Her eyes lifted, waiting for response. But the words didn't come.
His name, it was right there, just out of reach. Like a word on the tip of your tongue. He felt the shape of it. The weight. But not the sound, or the letters.
He swallowed hard.
"I… don't remember mine."
Her head tilted slightly. "You don't want to share it?"
"No, I mean.....I can't."
He turned his hand over. The mark on his palm still pulsed faintly. The same ember-red glow. A reminder.
"After I touched this," he said, "everything went quiet. I woke up here. I had a name. I'm sure of it. I just… it's gone."
She narrowed her eyes, gaze flicking to the rune.
"That's not normal," she said under her breath.
"No shit."
"Did you speak with a Keeper?"
He shook his head. "I'm without a Flame Keeper."
Veyla stiffened slightly at that.
"I tried to rest at a shrine," he continued. "One of the Sites. It fizzled out. Like it saw me but didn't care."
"That's not supposed to happen," she said.
He gave her a flat look. "Starting to get the feeling none of this is supposed to happen."
She leaned back slightly, arms crossing over her chest, face unreadable.
"You're not supposed to be here," she said finally. "You wear the mark, but you don't belong to any Flame. You weren't born in this cycle. You weren't Called."

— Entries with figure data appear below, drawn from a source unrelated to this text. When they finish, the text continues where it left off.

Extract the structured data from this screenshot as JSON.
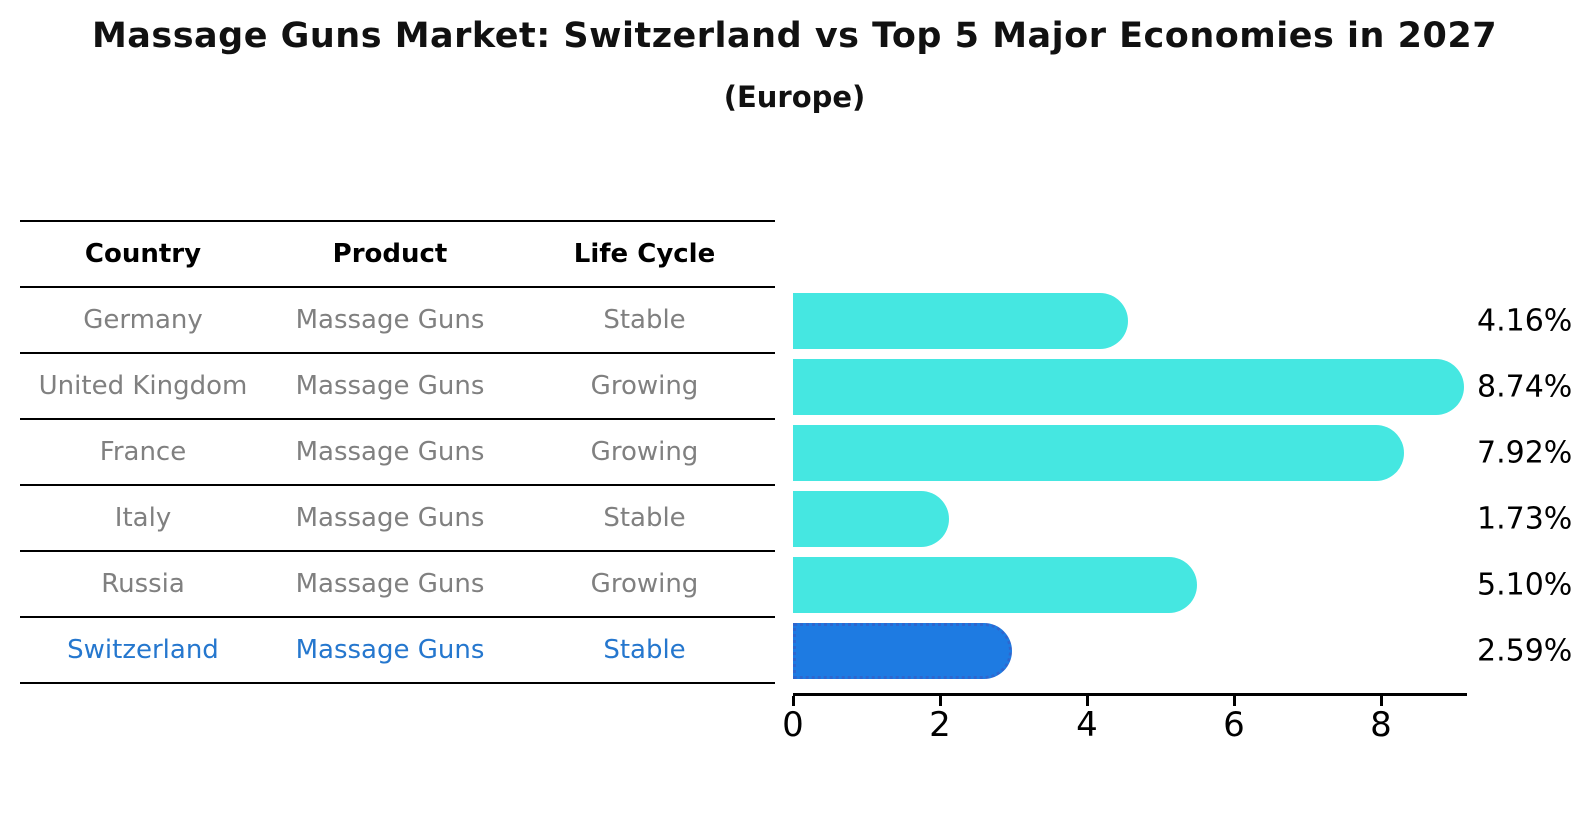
{
  "title": "Massage Guns Market: Switzerland vs Top 5 Major Economies in 2027",
  "subtitle": "(Europe)",
  "table": {
    "headers": [
      "Country",
      "Product",
      "Life Cycle"
    ],
    "rows": [
      {
        "country": "Germany",
        "product": "Massage Guns",
        "life_cycle": "Stable"
      },
      {
        "country": "United Kingdom",
        "product": "Massage Guns",
        "life_cycle": "Growing"
      },
      {
        "country": "France",
        "product": "Massage Guns",
        "life_cycle": "Growing"
      },
      {
        "country": "Italy",
        "product": "Massage Guns",
        "life_cycle": "Stable"
      },
      {
        "country": "Russia",
        "product": "Massage Guns",
        "life_cycle": "Growing"
      },
      {
        "country": "Switzerland",
        "product": "Massage Guns",
        "life_cycle": "Stable"
      }
    ],
    "highlighted_row": "Switzerland"
  },
  "chart_data": {
    "type": "bar",
    "orientation": "horizontal",
    "categories": [
      "Germany",
      "United Kingdom",
      "France",
      "Italy",
      "Russia",
      "Switzerland"
    ],
    "values": [
      4.16,
      8.74,
      7.92,
      1.73,
      5.1,
      2.59
    ],
    "value_labels": [
      "4.16%",
      "8.74%",
      "7.92%",
      "1.73%",
      "5.10%",
      "2.59%"
    ],
    "xticks": [
      0,
      2,
      4,
      6,
      8
    ],
    "xlim": [
      0,
      9.17
    ],
    "highlight_index": 5,
    "grid": false,
    "legend": false
  },
  "colors": {
    "bar": "#45E7E1",
    "highlight_bar": "#1E7BE2",
    "highlight_bar_border": "#2F66CE",
    "highlight_text": "#2577CE",
    "table_text": "#808080"
  }
}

"Okay," he muttered. "So what am I then?"
"That's what I'm trying to decide."
He laughed dryly. "Helpful."
"You said you knew Spectral Wolves. Then you weren't raised here."

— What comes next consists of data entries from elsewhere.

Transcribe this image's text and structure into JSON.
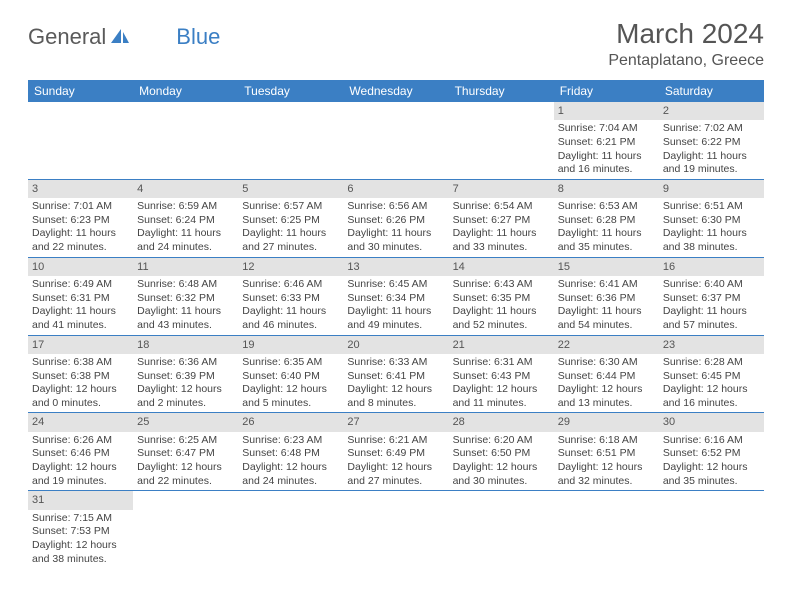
{
  "logo": {
    "text1": "General",
    "text2": "Blue",
    "sail_color": "#3b7fc4"
  },
  "title": "March 2024",
  "location": "Pentaplatano, Greece",
  "weekdays": [
    "Sunday",
    "Monday",
    "Tuesday",
    "Wednesday",
    "Thursday",
    "Friday",
    "Saturday"
  ],
  "colors": {
    "header_bg": "#3b7fc4",
    "daynum_bg": "#e3e3e3",
    "rule": "#3b7fc4"
  },
  "cells": [
    [
      {
        "blank": true
      },
      {
        "blank": true
      },
      {
        "blank": true
      },
      {
        "blank": true
      },
      {
        "blank": true
      },
      {
        "n": "1",
        "sr": "7:04 AM",
        "ss": "6:21 PM",
        "dl": "11 hours and 16 minutes."
      },
      {
        "n": "2",
        "sr": "7:02 AM",
        "ss": "6:22 PM",
        "dl": "11 hours and 19 minutes."
      }
    ],
    [
      {
        "n": "3",
        "sr": "7:01 AM",
        "ss": "6:23 PM",
        "dl": "11 hours and 22 minutes."
      },
      {
        "n": "4",
        "sr": "6:59 AM",
        "ss": "6:24 PM",
        "dl": "11 hours and 24 minutes."
      },
      {
        "n": "5",
        "sr": "6:57 AM",
        "ss": "6:25 PM",
        "dl": "11 hours and 27 minutes."
      },
      {
        "n": "6",
        "sr": "6:56 AM",
        "ss": "6:26 PM",
        "dl": "11 hours and 30 minutes."
      },
      {
        "n": "7",
        "sr": "6:54 AM",
        "ss": "6:27 PM",
        "dl": "11 hours and 33 minutes."
      },
      {
        "n": "8",
        "sr": "6:53 AM",
        "ss": "6:28 PM",
        "dl": "11 hours and 35 minutes."
      },
      {
        "n": "9",
        "sr": "6:51 AM",
        "ss": "6:30 PM",
        "dl": "11 hours and 38 minutes."
      }
    ],
    [
      {
        "n": "10",
        "sr": "6:49 AM",
        "ss": "6:31 PM",
        "dl": "11 hours and 41 minutes."
      },
      {
        "n": "11",
        "sr": "6:48 AM",
        "ss": "6:32 PM",
        "dl": "11 hours and 43 minutes."
      },
      {
        "n": "12",
        "sr": "6:46 AM",
        "ss": "6:33 PM",
        "dl": "11 hours and 46 minutes."
      },
      {
        "n": "13",
        "sr": "6:45 AM",
        "ss": "6:34 PM",
        "dl": "11 hours and 49 minutes."
      },
      {
        "n": "14",
        "sr": "6:43 AM",
        "ss": "6:35 PM",
        "dl": "11 hours and 52 minutes."
      },
      {
        "n": "15",
        "sr": "6:41 AM",
        "ss": "6:36 PM",
        "dl": "11 hours and 54 minutes."
      },
      {
        "n": "16",
        "sr": "6:40 AM",
        "ss": "6:37 PM",
        "dl": "11 hours and 57 minutes."
      }
    ],
    [
      {
        "n": "17",
        "sr": "6:38 AM",
        "ss": "6:38 PM",
        "dl": "12 hours and 0 minutes."
      },
      {
        "n": "18",
        "sr": "6:36 AM",
        "ss": "6:39 PM",
        "dl": "12 hours and 2 minutes."
      },
      {
        "n": "19",
        "sr": "6:35 AM",
        "ss": "6:40 PM",
        "dl": "12 hours and 5 minutes."
      },
      {
        "n": "20",
        "sr": "6:33 AM",
        "ss": "6:41 PM",
        "dl": "12 hours and 8 minutes."
      },
      {
        "n": "21",
        "sr": "6:31 AM",
        "ss": "6:43 PM",
        "dl": "12 hours and 11 minutes."
      },
      {
        "n": "22",
        "sr": "6:30 AM",
        "ss": "6:44 PM",
        "dl": "12 hours and 13 minutes."
      },
      {
        "n": "23",
        "sr": "6:28 AM",
        "ss": "6:45 PM",
        "dl": "12 hours and 16 minutes."
      }
    ],
    [
      {
        "n": "24",
        "sr": "6:26 AM",
        "ss": "6:46 PM",
        "dl": "12 hours and 19 minutes."
      },
      {
        "n": "25",
        "sr": "6:25 AM",
        "ss": "6:47 PM",
        "dl": "12 hours and 22 minutes."
      },
      {
        "n": "26",
        "sr": "6:23 AM",
        "ss": "6:48 PM",
        "dl": "12 hours and 24 minutes."
      },
      {
        "n": "27",
        "sr": "6:21 AM",
        "ss": "6:49 PM",
        "dl": "12 hours and 27 minutes."
      },
      {
        "n": "28",
        "sr": "6:20 AM",
        "ss": "6:50 PM",
        "dl": "12 hours and 30 minutes."
      },
      {
        "n": "29",
        "sr": "6:18 AM",
        "ss": "6:51 PM",
        "dl": "12 hours and 32 minutes."
      },
      {
        "n": "30",
        "sr": "6:16 AM",
        "ss": "6:52 PM",
        "dl": "12 hours and 35 minutes."
      }
    ],
    [
      {
        "n": "31",
        "sr": "7:15 AM",
        "ss": "7:53 PM",
        "dl": "12 hours and 38 minutes."
      },
      {
        "blank": true
      },
      {
        "blank": true
      },
      {
        "blank": true
      },
      {
        "blank": true
      },
      {
        "blank": true
      },
      {
        "blank": true
      }
    ]
  ],
  "labels": {
    "sunrise": "Sunrise: ",
    "sunset": "Sunset: ",
    "daylight": "Daylight: "
  }
}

He hesitated. "I played the game."
She blinked in confusion.
"This world," he said slowly, "was just a game to me. I played it. Knew the names of the monsters, the classes, the lore. But that's all it was, names on a wiki. A build guide. Bits of story stitched into boss fights."

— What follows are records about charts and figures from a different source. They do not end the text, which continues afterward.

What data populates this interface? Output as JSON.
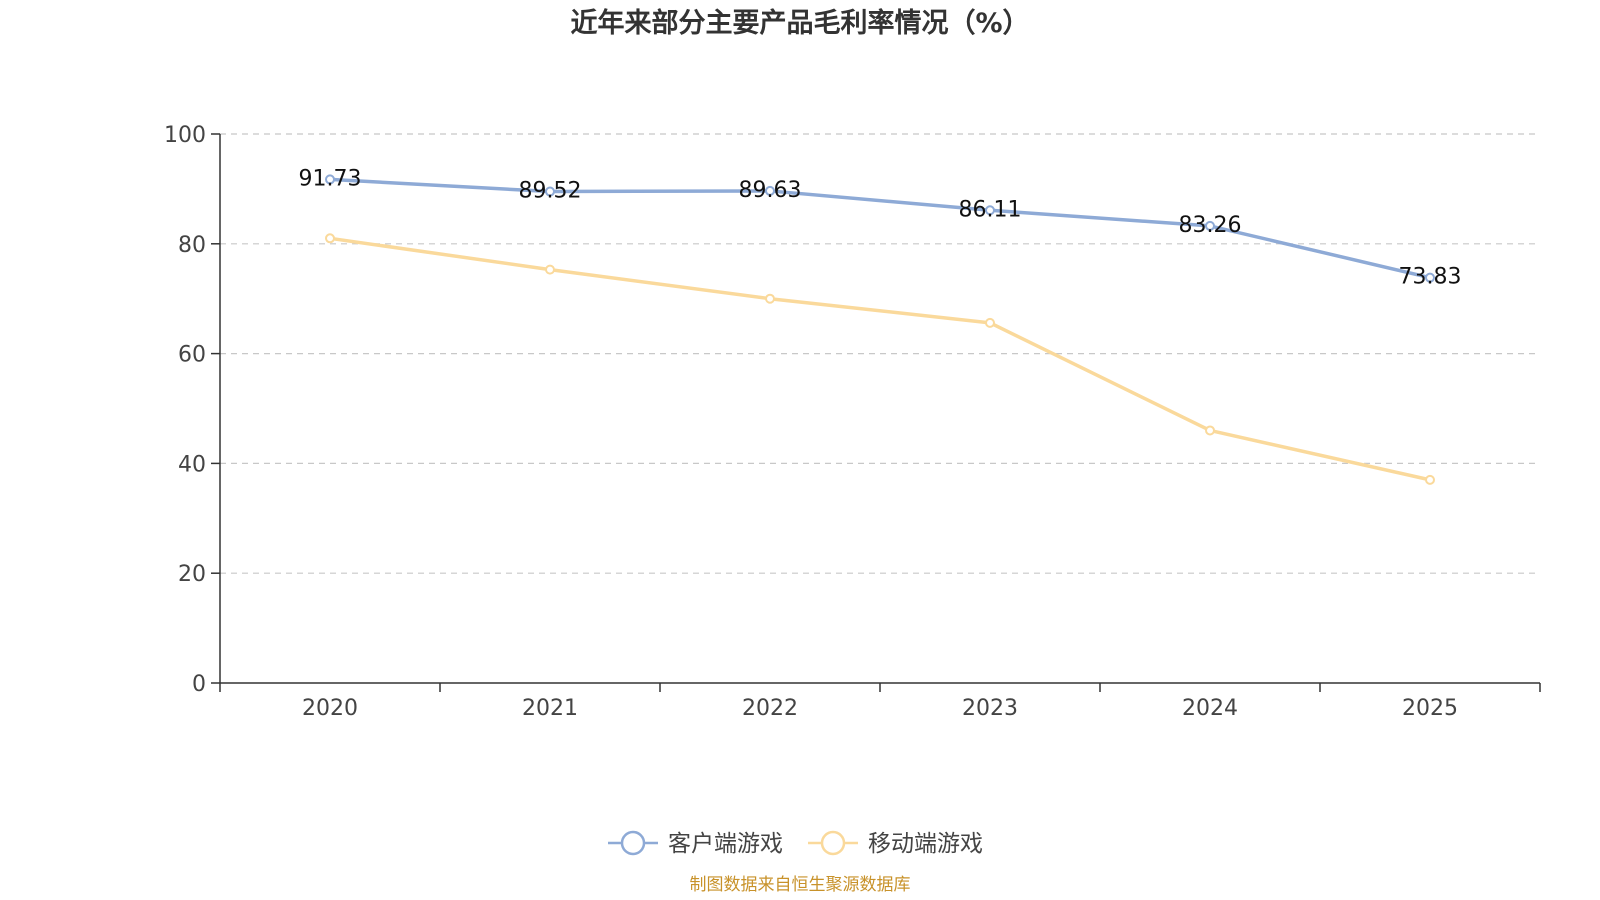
{
  "chart_data": {
    "type": "line",
    "title": "近年来部分主要产品毛利率情况（%）",
    "categories": [
      "2020",
      "2021",
      "2022",
      "2023",
      "2024",
      "2025"
    ],
    "series": [
      {
        "name": "客户端游戏",
        "values": [
          91.73,
          89.52,
          89.63,
          86.11,
          83.26,
          73.83
        ],
        "data_labels": [
          "91.73",
          "89.52",
          "89.63",
          "86.11",
          "83.26",
          "73.83"
        ],
        "color": "#8eaad6",
        "show_labels": true
      },
      {
        "name": "移动端游戏",
        "values": [
          81.0,
          75.3,
          70.0,
          65.6,
          46.0,
          37.0
        ],
        "color": "#fad99b",
        "show_labels": false
      }
    ],
    "ylim": [
      0,
      100
    ],
    "yticks": [
      0,
      20,
      40,
      60,
      80,
      100
    ],
    "ytick_labels": [
      "0",
      "20",
      "40",
      "60",
      "80",
      "100"
    ],
    "grid": true,
    "xlabel": "",
    "ylabel": "",
    "legend_position": "bottom-center",
    "source": "制图数据来自恒生聚源数据库"
  }
}
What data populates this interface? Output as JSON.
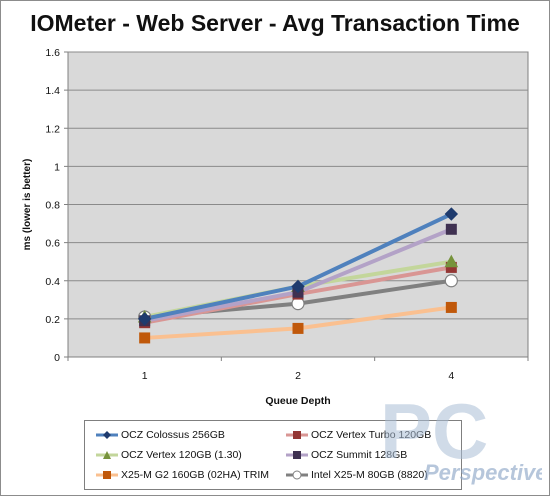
{
  "chart_data": {
    "type": "line",
    "title": "IOMeter - Web Server - Avg Transaction Time",
    "xlabel": "Queue Depth",
    "ylabel": "ms (lower is better)",
    "categories": [
      "1",
      "2",
      "4"
    ],
    "ylim": [
      0,
      1.6
    ],
    "yticks": [
      "0",
      "0.2",
      "0.4",
      "0.6",
      "0.8",
      "1",
      "1.2",
      "1.4",
      "1.6"
    ],
    "grid": true,
    "legend_position": "bottom",
    "series": [
      {
        "name": "OCZ Colossus 256GB",
        "values": [
          0.2,
          0.37,
          0.75
        ],
        "line_color": "#4f81bd",
        "marker": "diamond",
        "marker_color": "#1f3b6e"
      },
      {
        "name": "OCZ Vertex Turbo 120GB",
        "values": [
          0.18,
          0.33,
          0.47
        ],
        "line_color": "#d99694",
        "marker": "square",
        "marker_color": "#943634"
      },
      {
        "name": "OCZ Vertex 120GB (1.30)",
        "values": [
          0.21,
          0.37,
          0.5
        ],
        "line_color": "#c3d69b",
        "marker": "triangle",
        "marker_color": "#77933c"
      },
      {
        "name": "OCZ Summit 128GB",
        "values": [
          0.19,
          0.34,
          0.67
        ],
        "line_color": "#b3a2c7",
        "marker": "square",
        "marker_color": "#3f3151"
      },
      {
        "name": "X25-M G2 160GB (02HA) TRIM",
        "values": [
          0.1,
          0.15,
          0.26
        ],
        "line_color": "#fac090",
        "marker": "square",
        "marker_color": "#c0580a"
      },
      {
        "name": "Intel X25-M 80GB (8820)",
        "values": [
          0.21,
          0.28,
          0.4
        ],
        "line_color": "#808080",
        "marker": "circle",
        "marker_color": "#ffffff"
      }
    ]
  },
  "watermark": {
    "main": "PC",
    "sub": "Perspective",
    "color": "#8fa8c8"
  }
}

Veyla didn't speak, she didn't blink either, just stared at him.
He laughed again, more out of breath than humor. "And then I woke up here. Wearing wearing this symbol, holding this rune in my hand like it meant something."
He looked down again at the ember-mark. The pulsing had slowed.
"I thought I was dreaming, or dead maybe but then I bled. Then I ran, then those wolves came and tried to rip me apart."
She studied him for a while, as if trying to decide whether he was lying or he was mad. Maybe both.
"And you still followed me," she said.
"Didn't have a lot of options," he muttered.
"You don't belong by the Emberlight," she said finally, like a fact. "You weren't called by it. You weren't even chosen by one of its enemies."
She stood, her cloak shifting with the fog.
"You're a crack in the pattern. A tear in the cycle."
He stood too, slower, his ankle screaming again. "So what does that make me?"
Her eyes met his. Sharp, cold and honest. She replied
"Unwritten."
He blinked. "What?"
"That's what I'll call you until you remember," she said. "You're not a Cinder. Not yet. You haven't earned it."
He didn't argue. He didn't have the strength or the words.
The silence stretched between them again. Softer now.
Then she turned. "Come. We don't stay in one place after dusk. Not out here."
He limped after her, the ruins fading behind them. Ash fell like slow snow through the fog.
"Veyla," he said as they walked.
She glanced back at him.
"Why help me?"
She faced forward again. "Because you're not the only thing that doesn't belong."
She replied as they walked away together.